24 Janvier 2014 : Le Figaro
Marie-France Hirigoyen, psychiatre et psychanalyste, publie Le Harcèlement moral au travail . Pour elle, il existe un harcèlement moral en famille comme au travail.
LE FIGARO. – La notion de «harcèlement moral en famille» vous semble-t-elle juste?
Marie-France HIRIGOYEN.- Oui, dans la mesure où dès mes premières recherches sur ce thème, et dès mon premier livre, en 1998, je décrivais une violence perverse au quotidien, dans la vie privée en général, et dans différents contextes. Je jouais aussi sur l’ambiguïté du terme «moral» qui indique une violence à la fois psychologique et éthique. Dans tous les cas, la personne ciblée souffre d’une situation où les agressions persistent dans le temps, de manière répétée, au point de porter atteinte à sa dignité et à son intégrité. Celui qui agresse, lui, trouve toujours cela «normal», car il a l’impression de réagir. Partout, et dès le début, on retrouvait cette asymétrie entre les protagonistes.
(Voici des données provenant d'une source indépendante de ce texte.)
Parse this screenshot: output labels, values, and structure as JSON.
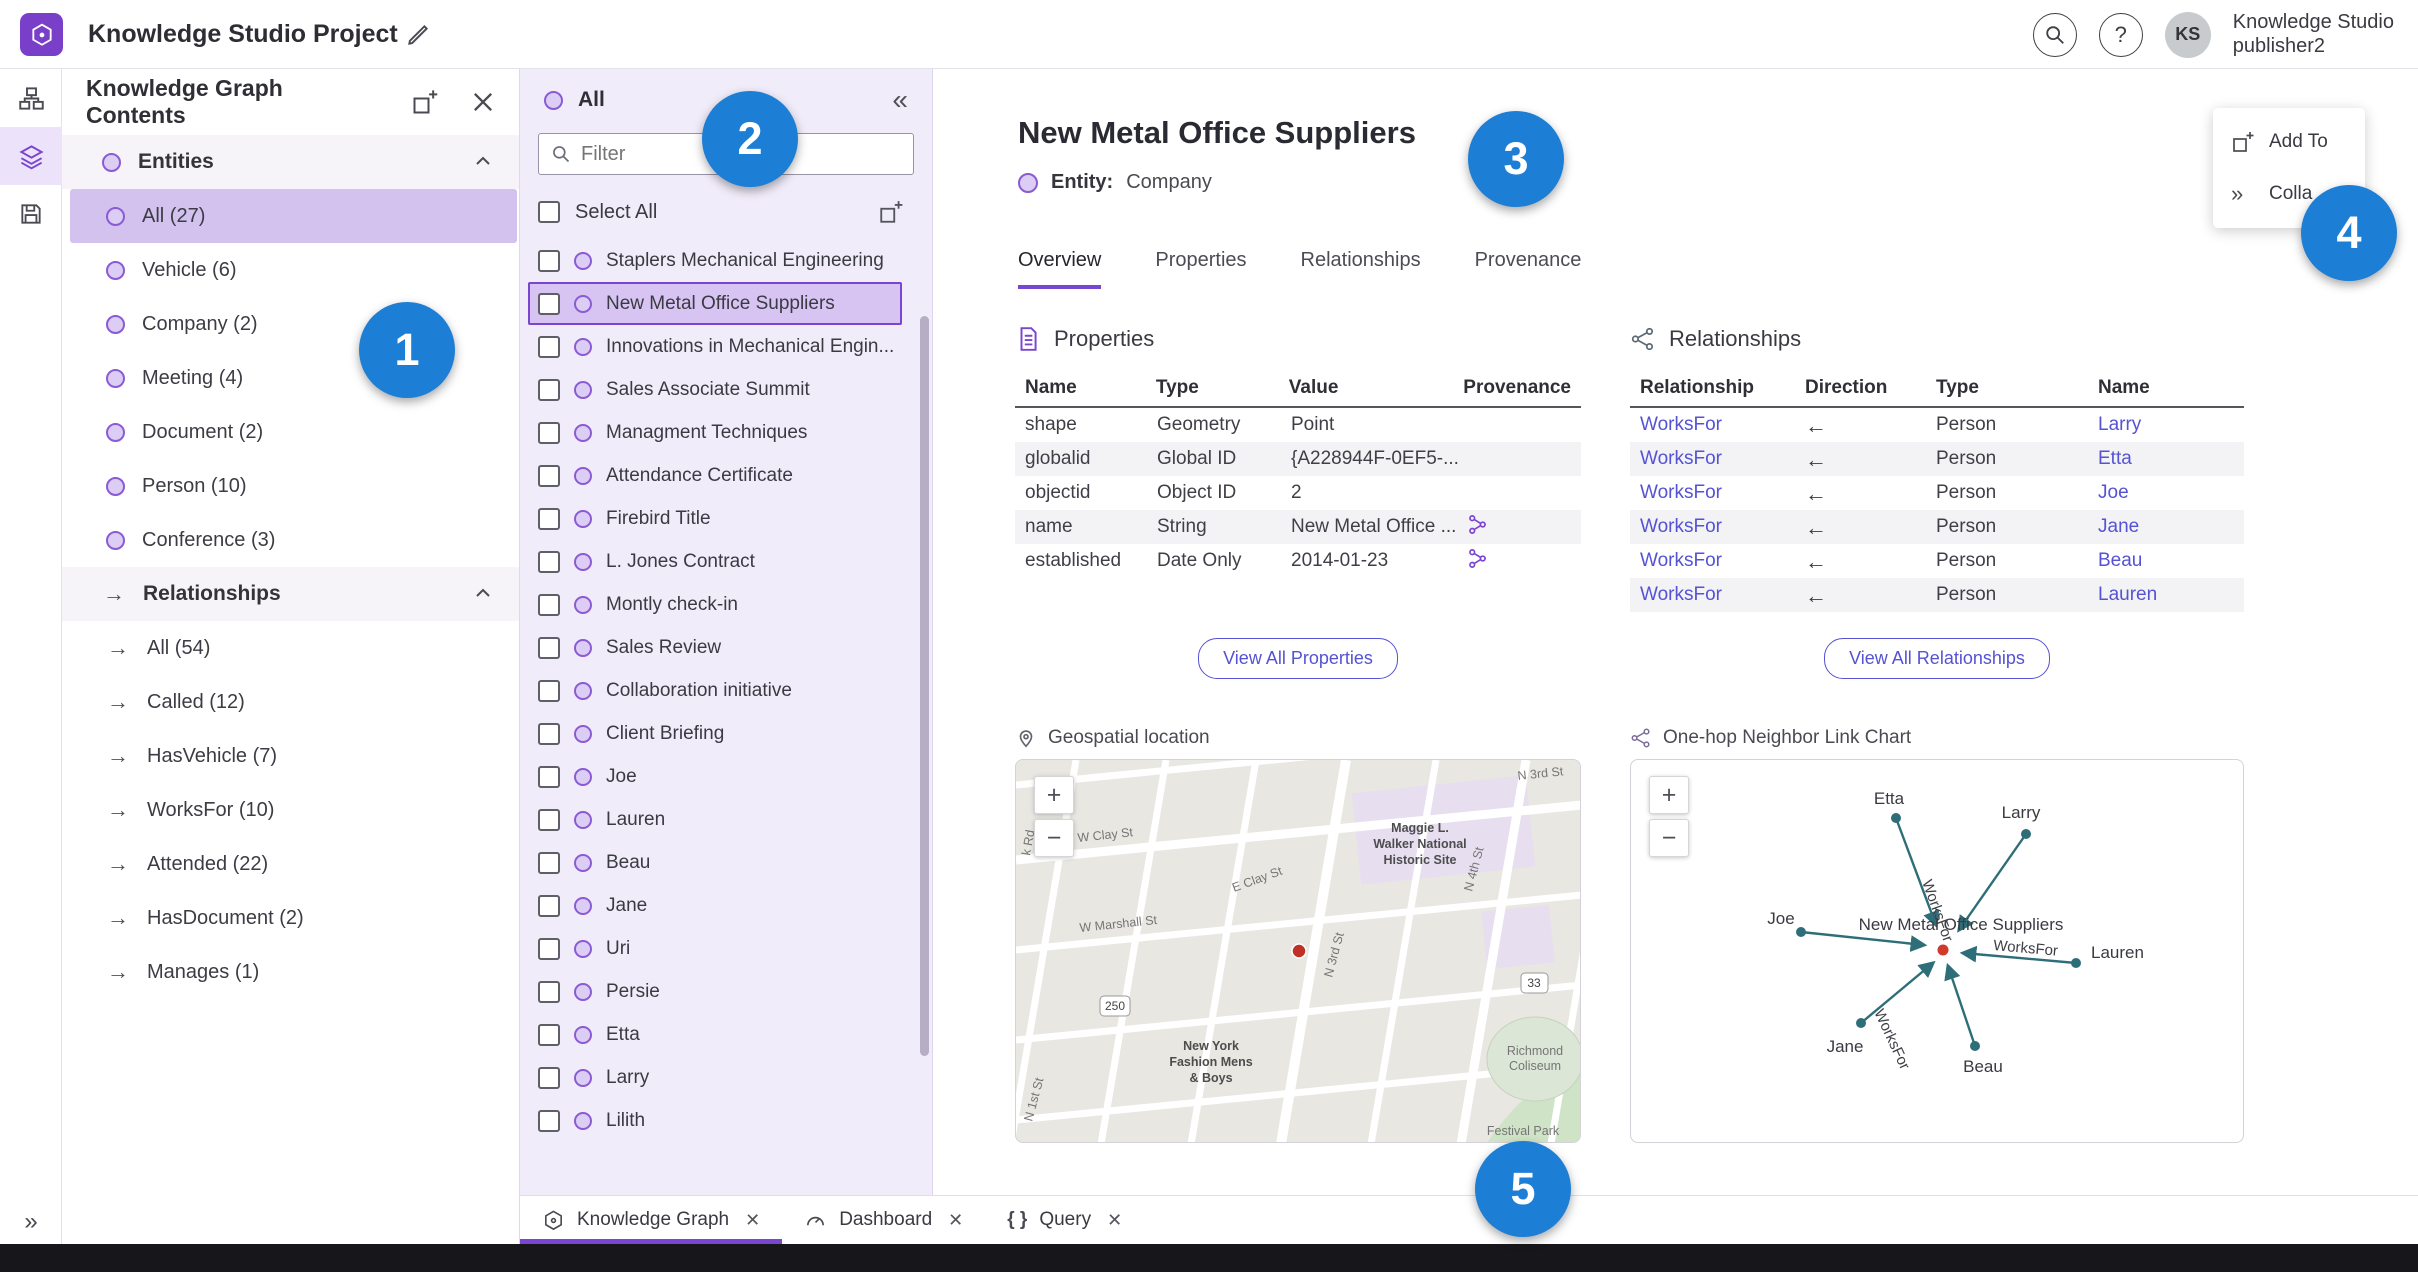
{
  "header": {
    "title": "Knowledge Studio Project",
    "help_glyph": "?",
    "avatar_initials": "KS",
    "user_name": "Knowledge Studio",
    "user_role": "publisher2"
  },
  "panel1": {
    "title": "Knowledge Graph Contents",
    "entities": {
      "label": "Entities",
      "items": [
        {
          "label": "All (27)",
          "selected": true
        },
        {
          "label": "Vehicle (6)"
        },
        {
          "label": "Company (2)"
        },
        {
          "label": "Meeting (4)"
        },
        {
          "label": "Document (2)"
        },
        {
          "label": "Person (10)"
        },
        {
          "label": "Conference (3)"
        }
      ]
    },
    "relationships": {
      "label": "Relationships",
      "items": [
        {
          "label": "All (54)"
        },
        {
          "label": "Called (12)"
        },
        {
          "label": "HasVehicle (7)"
        },
        {
          "label": "WorksFor (10)"
        },
        {
          "label": "Attended (22)"
        },
        {
          "label": "HasDocument (2)"
        },
        {
          "label": "Manages (1)"
        }
      ]
    }
  },
  "panel2": {
    "header": "All",
    "filter_placeholder": "Filter",
    "select_all_label": "Select All",
    "items": [
      {
        "label": "Staplers Mechanical Engineering"
      },
      {
        "label": "New Metal Office Suppliers",
        "selected": true
      },
      {
        "label": "Innovations in Mechanical Engin..."
      },
      {
        "label": "Sales Associate Summit"
      },
      {
        "label": "Managment Techniques"
      },
      {
        "label": "Attendance Certificate"
      },
      {
        "label": "Firebird Title"
      },
      {
        "label": "L. Jones Contract"
      },
      {
        "label": "Montly check-in"
      },
      {
        "label": "Sales Review"
      },
      {
        "label": "Collaboration initiative"
      },
      {
        "label": "Client Briefing"
      },
      {
        "label": "Joe"
      },
      {
        "label": "Lauren"
      },
      {
        "label": "Beau"
      },
      {
        "label": "Jane"
      },
      {
        "label": "Uri"
      },
      {
        "label": "Persie"
      },
      {
        "label": "Etta"
      },
      {
        "label": "Larry"
      },
      {
        "label": "Lilith"
      }
    ]
  },
  "main": {
    "title": "New Metal Office Suppliers",
    "entity_label": "Entity:",
    "entity_value": "Company",
    "tabs": [
      {
        "label": "Overview",
        "active": true
      },
      {
        "label": "Properties"
      },
      {
        "label": "Relationships"
      },
      {
        "label": "Provenance"
      }
    ],
    "properties": {
      "title": "Properties",
      "columns": [
        "Name",
        "Type",
        "Value",
        "Provenance"
      ],
      "rows": [
        {
          "name": "shape",
          "type": "Geometry",
          "value": "Point",
          "provenance": false
        },
        {
          "name": "globalid",
          "type": "Global ID",
          "value": "{A228944F-0EF5-...",
          "provenance": false
        },
        {
          "name": "objectid",
          "type": "Object ID",
          "value": "2",
          "provenance": false
        },
        {
          "name": "name",
          "type": "String",
          "value": "New Metal Office ...",
          "provenance": true
        },
        {
          "name": "established",
          "type": "Date Only",
          "value": "2014-01-23",
          "provenance": true
        }
      ],
      "view_all": "View All Properties"
    },
    "relationships": {
      "title": "Relationships",
      "columns": [
        "Relationship",
        "Direction",
        "Type",
        "Name"
      ],
      "rows": [
        {
          "relationship": "WorksFor",
          "direction": "←",
          "type": "Person",
          "name": "Larry"
        },
        {
          "relationship": "WorksFor",
          "direction": "←",
          "type": "Person",
          "name": "Etta"
        },
        {
          "relationship": "WorksFor",
          "direction": "←",
          "type": "Person",
          "name": "Joe"
        },
        {
          "relationship": "WorksFor",
          "direction": "←",
          "type": "Person",
          "name": "Jane"
        },
        {
          "relationship": "WorksFor",
          "direction": "←",
          "type": "Person",
          "name": "Beau"
        },
        {
          "relationship": "WorksFor",
          "direction": "←",
          "type": "Person",
          "name": "Lauren"
        }
      ],
      "view_all": "View All Relationships"
    },
    "geospatial": {
      "title": "Geospatial location",
      "zoom_in": "+",
      "zoom_out": "−",
      "map": {
        "streets": {
          "brook": "k Rd",
          "w_clay": "W Clay St",
          "e_clay": "E Clay St",
          "n_3rd_top": "N 3rd St",
          "n_3rd_mid": "N 3rd St",
          "n_4th": "N 4th St",
          "w_marshall": "W Marshall St",
          "n_1st": "N 1st St"
        },
        "shields": {
          "route_250": "250",
          "route_33": "33"
        },
        "pois": {
          "maggie_line1": "Maggie L.",
          "maggie_line2": "Walker National",
          "maggie_line3": "Historic Site",
          "fashion_line1": "New York",
          "fashion_line2": "Fashion Mens",
          "fashion_line3": "& Boys",
          "coliseum_line1": "Richmond",
          "coliseum_line2": "Coliseum",
          "park": "Festival Park"
        }
      }
    },
    "linkchart": {
      "title": "One-hop Neighbor Link Chart",
      "zoom_in": "+",
      "zoom_out": "−",
      "center_label": "New Metal Office Suppliers",
      "edge_label": "WorksFor",
      "nodes": {
        "etta": "Etta",
        "larry": "Larry",
        "joe": "Joe",
        "lauren": "Lauren",
        "jane": "Jane",
        "beau": "Beau"
      }
    }
  },
  "floating_menu": {
    "add_to": "Add To",
    "collapse": "Colla"
  },
  "bottom_tabs": {
    "items": [
      {
        "label": "Knowledge Graph",
        "active": true
      },
      {
        "label": "Dashboard"
      },
      {
        "label": "Query"
      }
    ],
    "query_braces": "{ }"
  },
  "badges": {
    "b1": "1",
    "b2": "2",
    "b3": "3",
    "b4": "4",
    "b5": "5"
  }
}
Mais dans le domaine professionnel, cette asymétrie ne se justifie-t-elle pas par l’ordre hiérarchique?
Non, un chef de service ou un parent peut très bien exercer son pouvoir sans le faire de manière abusive! Le harcèlement moral, lui, indique qu’il y a toujours emprise: on piège l’autre en cassant ses défenses. On le disqualifie, on l’isole, on le menace et ainsi il ne peut plus se défendre et cela, quel que soit son ordre dans une hiérarchie. Ainsi, aujourd’hui, se développent des cas où c’est un subordonné qui harcèle son supérieur, ou des enfants tyrans qui maltraitent leurs parents! En ce sens, le cadre juridique donné au harcèlement moral insiste sur les conséquences sur la santé des victimes bien plus qu’il ne décrit des agissements eux-mêmes, car si l’on se focalise trop sur eux, on peut passer à côté d’une réelle situation de harcèlement.
Jusque-là, lorsqu’on parlait de maltraitance à enfants, on évoquait surtout la violence physique…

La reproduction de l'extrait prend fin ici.